L’Amérique a raison de mettre en avant ces immigrés et fils d’immigrés dans le but de montrer l’efficacité et la justesse de son système ; l’Allemagne, elle, a accepté dans son gouvernement un ex-orphelin venu de loin.
Il n’est pas de notre rôle de chanter les réussites des individus, même si certains cas méritent admiration et réjouissances. La place est déjà bien encombrée. Mais il est de notre travail de passer un peu de temps avec les victimes silencieuses de la dictature. Une goutte d’eau ? Tant pis, puisque la plus belle femme….

Justement, un ami qui nous veut du bien compare notre travail à celui de Sisyphe. Nous lui avons rétorqué que nos dictateurs ne sont que des dieux aux pieds d’argile, la répression qui sévit actuellement au Viêt-Nam étant le reflet des peurs de ses dirigeants. Les dernières condamnations, brutales et sévères, ne montrent, en définitive, que leur faiblesse (lire info p.4).

Mais ne soyons pas plus naïfs que ceux qui règlent leur courte vie aux dix mille ans de l’Empire communiste (« van van tuê ») : le régime bénéficie d’abord de l’importance croissante sur l’échiquier mondial du Grand frère chinois, et ensuite d’une amélioration de la vie quotidienne des citadins malgré une crise qui rend inaudibles les voix des consciences. Mais ce qui fait tenir réellement le régime, c’est l’expérience léniniste des dirigeants du Parti face à la rage et au courage des opposants.

Comment cela se fait-il qu’un régime aussi stable politiquement soit forcé de reculer dans ses retranchements, et doive avoir recours à des arrestations arbitraires, des pseudo procès, des condamnations bien lourdes contre des citoyens apparemment inexpérimentés?

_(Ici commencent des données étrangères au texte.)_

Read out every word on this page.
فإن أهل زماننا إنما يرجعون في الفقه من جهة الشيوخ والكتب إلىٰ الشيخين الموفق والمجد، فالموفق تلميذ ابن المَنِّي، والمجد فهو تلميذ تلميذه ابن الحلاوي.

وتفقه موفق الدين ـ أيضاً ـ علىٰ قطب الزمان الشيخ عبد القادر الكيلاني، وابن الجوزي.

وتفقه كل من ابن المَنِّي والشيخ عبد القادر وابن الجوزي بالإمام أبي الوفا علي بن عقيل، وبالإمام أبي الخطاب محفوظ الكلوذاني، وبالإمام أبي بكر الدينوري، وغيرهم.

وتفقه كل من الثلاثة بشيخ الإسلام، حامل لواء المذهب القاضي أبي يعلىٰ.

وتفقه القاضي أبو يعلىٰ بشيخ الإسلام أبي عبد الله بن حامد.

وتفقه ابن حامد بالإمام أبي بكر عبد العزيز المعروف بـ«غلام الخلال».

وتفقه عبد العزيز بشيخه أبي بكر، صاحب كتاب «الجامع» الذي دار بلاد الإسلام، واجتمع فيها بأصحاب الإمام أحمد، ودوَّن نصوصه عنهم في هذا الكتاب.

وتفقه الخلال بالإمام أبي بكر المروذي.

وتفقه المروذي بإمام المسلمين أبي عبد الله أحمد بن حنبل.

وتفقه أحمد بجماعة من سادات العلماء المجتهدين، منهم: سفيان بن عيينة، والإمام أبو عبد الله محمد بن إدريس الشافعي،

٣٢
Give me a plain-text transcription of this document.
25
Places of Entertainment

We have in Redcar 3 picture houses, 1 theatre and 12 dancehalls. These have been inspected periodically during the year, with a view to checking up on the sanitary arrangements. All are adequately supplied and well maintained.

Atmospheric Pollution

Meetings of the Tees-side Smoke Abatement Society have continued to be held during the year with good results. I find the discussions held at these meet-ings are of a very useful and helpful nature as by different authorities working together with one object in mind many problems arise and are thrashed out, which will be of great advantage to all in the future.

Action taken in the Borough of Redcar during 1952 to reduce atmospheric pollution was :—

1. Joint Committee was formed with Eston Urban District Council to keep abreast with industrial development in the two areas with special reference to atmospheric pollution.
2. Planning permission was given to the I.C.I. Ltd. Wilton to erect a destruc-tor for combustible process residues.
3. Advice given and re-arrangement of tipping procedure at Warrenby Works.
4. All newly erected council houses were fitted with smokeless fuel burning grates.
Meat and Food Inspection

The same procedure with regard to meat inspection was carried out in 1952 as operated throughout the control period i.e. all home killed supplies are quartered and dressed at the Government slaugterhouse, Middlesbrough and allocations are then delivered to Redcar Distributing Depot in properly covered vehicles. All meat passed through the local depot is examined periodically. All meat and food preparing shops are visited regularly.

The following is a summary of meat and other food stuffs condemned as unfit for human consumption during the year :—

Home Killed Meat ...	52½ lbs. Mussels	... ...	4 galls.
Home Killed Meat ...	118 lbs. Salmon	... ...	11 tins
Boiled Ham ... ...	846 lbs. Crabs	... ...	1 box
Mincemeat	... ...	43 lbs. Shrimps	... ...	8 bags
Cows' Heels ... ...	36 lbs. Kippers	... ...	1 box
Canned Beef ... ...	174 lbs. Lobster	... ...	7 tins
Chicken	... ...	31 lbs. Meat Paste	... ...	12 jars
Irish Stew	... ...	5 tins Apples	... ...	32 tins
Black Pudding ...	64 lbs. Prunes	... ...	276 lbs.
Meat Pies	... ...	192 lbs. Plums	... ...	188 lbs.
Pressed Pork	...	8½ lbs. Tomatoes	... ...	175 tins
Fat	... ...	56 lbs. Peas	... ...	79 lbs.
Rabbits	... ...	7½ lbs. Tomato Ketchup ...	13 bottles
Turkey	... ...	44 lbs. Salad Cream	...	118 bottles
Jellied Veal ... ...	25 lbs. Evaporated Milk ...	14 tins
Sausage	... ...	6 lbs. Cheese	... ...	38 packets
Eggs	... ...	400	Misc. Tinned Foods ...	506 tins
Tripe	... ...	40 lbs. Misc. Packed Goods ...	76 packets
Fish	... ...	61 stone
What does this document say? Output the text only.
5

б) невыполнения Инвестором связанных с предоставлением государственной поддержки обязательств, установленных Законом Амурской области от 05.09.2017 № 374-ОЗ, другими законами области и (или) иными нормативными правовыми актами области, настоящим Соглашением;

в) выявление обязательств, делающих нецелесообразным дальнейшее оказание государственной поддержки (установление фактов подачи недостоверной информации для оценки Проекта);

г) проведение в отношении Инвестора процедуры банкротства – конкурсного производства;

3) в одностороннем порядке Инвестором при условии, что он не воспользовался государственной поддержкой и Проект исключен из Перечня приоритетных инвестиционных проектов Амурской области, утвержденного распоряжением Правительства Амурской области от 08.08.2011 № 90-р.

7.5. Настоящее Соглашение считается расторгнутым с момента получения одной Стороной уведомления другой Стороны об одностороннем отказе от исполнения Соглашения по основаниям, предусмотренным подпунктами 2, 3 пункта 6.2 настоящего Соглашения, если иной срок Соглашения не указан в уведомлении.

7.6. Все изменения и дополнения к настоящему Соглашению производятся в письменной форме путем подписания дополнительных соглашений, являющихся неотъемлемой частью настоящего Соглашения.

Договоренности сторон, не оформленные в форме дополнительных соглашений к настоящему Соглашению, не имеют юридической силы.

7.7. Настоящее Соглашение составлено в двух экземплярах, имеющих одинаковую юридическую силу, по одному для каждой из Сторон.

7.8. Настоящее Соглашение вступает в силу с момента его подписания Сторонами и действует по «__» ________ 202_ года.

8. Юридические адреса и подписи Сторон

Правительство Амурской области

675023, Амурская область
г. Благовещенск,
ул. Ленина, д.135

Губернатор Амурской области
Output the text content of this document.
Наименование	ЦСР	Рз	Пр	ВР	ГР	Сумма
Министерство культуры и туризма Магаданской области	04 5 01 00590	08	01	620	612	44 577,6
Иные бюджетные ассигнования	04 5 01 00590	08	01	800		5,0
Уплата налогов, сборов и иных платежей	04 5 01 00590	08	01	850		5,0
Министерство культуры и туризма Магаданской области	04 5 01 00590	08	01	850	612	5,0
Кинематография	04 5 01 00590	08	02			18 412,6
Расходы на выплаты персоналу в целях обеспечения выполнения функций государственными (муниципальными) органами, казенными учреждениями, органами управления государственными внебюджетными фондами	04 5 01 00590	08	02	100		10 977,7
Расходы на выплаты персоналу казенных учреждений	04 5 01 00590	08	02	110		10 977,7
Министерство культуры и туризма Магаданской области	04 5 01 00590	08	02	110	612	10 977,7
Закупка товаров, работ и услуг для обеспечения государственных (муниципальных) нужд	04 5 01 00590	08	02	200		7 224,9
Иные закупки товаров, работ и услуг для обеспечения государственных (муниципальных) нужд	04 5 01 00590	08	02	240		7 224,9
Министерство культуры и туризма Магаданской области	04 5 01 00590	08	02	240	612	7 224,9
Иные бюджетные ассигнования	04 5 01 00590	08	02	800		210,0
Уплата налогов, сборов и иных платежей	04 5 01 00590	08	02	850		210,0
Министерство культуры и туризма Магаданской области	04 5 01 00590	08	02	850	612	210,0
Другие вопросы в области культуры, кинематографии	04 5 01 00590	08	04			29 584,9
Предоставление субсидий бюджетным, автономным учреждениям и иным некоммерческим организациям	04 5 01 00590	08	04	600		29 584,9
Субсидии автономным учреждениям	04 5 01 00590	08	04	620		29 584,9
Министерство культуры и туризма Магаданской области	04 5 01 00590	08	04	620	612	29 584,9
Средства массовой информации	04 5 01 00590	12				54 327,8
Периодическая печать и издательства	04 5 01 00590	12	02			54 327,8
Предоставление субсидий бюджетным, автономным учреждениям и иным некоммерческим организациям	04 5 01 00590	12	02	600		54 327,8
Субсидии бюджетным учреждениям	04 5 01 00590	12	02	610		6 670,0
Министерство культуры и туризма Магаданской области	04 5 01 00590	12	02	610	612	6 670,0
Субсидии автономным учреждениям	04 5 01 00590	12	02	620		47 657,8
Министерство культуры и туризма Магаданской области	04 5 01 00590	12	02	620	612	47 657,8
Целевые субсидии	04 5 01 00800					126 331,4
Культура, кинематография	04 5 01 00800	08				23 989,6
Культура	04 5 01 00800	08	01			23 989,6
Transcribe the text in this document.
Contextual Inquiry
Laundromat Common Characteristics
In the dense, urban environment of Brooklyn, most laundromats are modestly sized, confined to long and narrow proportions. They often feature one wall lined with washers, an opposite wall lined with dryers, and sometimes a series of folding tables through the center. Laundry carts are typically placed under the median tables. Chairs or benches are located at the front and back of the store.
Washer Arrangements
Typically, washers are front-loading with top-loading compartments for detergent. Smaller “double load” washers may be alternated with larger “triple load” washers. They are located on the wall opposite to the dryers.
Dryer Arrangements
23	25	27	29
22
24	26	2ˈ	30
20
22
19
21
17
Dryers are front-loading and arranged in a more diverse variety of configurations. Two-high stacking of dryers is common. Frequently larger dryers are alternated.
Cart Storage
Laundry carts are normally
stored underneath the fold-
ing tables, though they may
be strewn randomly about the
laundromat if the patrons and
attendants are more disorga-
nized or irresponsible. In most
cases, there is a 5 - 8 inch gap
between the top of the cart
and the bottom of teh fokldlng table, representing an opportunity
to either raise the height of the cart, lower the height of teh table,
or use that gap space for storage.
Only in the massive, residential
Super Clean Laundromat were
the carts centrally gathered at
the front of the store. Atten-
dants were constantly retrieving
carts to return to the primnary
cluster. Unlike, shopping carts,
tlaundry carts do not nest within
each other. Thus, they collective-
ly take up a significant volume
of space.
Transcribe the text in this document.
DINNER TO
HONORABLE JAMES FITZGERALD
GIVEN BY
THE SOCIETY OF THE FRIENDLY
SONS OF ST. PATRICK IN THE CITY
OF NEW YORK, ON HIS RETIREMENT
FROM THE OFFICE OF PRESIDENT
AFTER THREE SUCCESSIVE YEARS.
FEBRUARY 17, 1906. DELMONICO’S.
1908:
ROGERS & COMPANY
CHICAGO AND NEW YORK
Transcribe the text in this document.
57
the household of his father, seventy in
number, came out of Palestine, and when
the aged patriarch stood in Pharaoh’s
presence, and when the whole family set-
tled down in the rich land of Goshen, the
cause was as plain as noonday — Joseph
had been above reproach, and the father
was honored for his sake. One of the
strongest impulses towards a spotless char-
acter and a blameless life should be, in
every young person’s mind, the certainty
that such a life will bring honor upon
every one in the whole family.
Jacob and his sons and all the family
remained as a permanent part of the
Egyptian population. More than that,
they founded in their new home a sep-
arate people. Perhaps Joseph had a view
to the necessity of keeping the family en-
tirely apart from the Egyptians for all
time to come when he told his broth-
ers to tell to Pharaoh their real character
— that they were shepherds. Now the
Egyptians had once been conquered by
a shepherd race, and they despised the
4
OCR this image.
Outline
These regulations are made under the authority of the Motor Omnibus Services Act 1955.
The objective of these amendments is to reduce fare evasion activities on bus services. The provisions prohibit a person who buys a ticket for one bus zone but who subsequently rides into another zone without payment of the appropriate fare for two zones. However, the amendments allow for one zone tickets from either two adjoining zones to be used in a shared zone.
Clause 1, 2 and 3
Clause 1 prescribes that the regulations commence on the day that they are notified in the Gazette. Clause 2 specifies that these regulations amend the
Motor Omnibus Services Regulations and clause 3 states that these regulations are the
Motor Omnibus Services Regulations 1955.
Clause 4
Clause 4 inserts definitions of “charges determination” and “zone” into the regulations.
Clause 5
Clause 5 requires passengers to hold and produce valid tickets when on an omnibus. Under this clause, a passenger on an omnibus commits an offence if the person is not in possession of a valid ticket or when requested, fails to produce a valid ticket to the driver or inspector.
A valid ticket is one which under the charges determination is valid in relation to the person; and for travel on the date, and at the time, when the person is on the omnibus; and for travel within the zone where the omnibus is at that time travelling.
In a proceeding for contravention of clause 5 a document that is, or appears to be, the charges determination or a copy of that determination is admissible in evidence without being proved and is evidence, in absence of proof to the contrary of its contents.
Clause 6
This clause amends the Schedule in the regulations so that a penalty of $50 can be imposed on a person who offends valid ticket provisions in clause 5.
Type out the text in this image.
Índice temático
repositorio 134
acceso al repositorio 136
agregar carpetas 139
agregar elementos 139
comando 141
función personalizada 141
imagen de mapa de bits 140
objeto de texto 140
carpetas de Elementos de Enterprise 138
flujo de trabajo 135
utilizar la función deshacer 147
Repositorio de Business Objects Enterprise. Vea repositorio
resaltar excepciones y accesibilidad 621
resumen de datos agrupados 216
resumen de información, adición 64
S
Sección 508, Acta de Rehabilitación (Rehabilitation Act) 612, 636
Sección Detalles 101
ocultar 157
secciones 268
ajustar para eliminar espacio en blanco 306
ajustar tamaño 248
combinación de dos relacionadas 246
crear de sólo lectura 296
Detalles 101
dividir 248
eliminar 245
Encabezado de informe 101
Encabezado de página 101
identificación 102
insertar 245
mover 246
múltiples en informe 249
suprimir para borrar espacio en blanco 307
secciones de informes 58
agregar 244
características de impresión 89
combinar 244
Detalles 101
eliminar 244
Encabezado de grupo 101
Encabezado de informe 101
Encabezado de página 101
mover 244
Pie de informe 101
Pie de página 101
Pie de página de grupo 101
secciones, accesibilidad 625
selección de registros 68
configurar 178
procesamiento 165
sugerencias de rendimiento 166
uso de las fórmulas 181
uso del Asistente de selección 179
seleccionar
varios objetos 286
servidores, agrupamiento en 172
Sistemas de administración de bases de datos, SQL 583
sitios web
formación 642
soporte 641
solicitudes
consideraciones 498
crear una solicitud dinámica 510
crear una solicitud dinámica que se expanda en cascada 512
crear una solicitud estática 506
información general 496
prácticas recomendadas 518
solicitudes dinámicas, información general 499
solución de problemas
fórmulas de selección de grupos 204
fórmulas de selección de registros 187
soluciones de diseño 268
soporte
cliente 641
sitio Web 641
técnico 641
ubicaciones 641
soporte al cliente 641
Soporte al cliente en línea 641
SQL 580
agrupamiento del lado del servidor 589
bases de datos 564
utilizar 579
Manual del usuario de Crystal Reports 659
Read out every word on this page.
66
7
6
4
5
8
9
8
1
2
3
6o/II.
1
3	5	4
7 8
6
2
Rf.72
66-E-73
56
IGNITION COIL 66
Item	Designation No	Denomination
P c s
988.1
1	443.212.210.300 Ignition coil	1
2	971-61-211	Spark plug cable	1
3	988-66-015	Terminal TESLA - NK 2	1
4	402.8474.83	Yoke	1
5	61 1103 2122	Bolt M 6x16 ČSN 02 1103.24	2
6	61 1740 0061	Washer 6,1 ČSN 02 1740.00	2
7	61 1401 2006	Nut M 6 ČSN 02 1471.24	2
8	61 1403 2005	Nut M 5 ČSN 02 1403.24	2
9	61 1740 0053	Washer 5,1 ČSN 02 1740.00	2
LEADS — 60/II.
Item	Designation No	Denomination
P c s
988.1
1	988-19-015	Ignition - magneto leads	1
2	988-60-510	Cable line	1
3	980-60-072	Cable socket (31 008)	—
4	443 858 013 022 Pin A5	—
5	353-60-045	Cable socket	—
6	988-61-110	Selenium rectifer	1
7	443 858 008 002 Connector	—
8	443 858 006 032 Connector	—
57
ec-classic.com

De quoi ce régime a-t-il peur ?

Mais de ses enfants ! Ngô Quynh, étudiant de 25 ans, vient d’être condamné à 3 ans de prison ferme et 3 ans de résidence surveillée ; l’avocate Lê Thi Công Nhân, purge une peine de 3 ans de prison depuis plus de 2 ans ; Mlle Pham Thanh Nghiên, 32 ans et Nguyên Tiên Trung, jeune leader politique de 26 ans vont tous deux passer en procès incessamment. Me Nâm (Mère Nâm), blogueuse arrêtée pour quelques jours récemment et menacée de lourdes punitions, ne comprend toujours pas pourquoi on lui interdit d’écrire ses pensées sur son pays de façon pacifique.

Tous ces jeunes sont nés après 1975, date de la chute du Sud Viêt-Nam et de la mainmise du PCV sur tout le pays. Il ne leur vient donc pas à l’esprit de parler, en ce qui les concerne, de l’éducation bourgeoise, de capitalisme, de CIA, de revanche ; ils appartiennent à une jeune génération née avec l’air du temps, s’éduquant eux-mêmes (par Internet, probablement) et se formant dans la révolte et la lutte. Nous recevons dernièrement des poèmes, des articles de réflexion d’une qualité surprenante.

Partout, il y a des Mozart assassinés, mais dans certains pays, on en assassine plus que dans les autres, et de façon préméditée.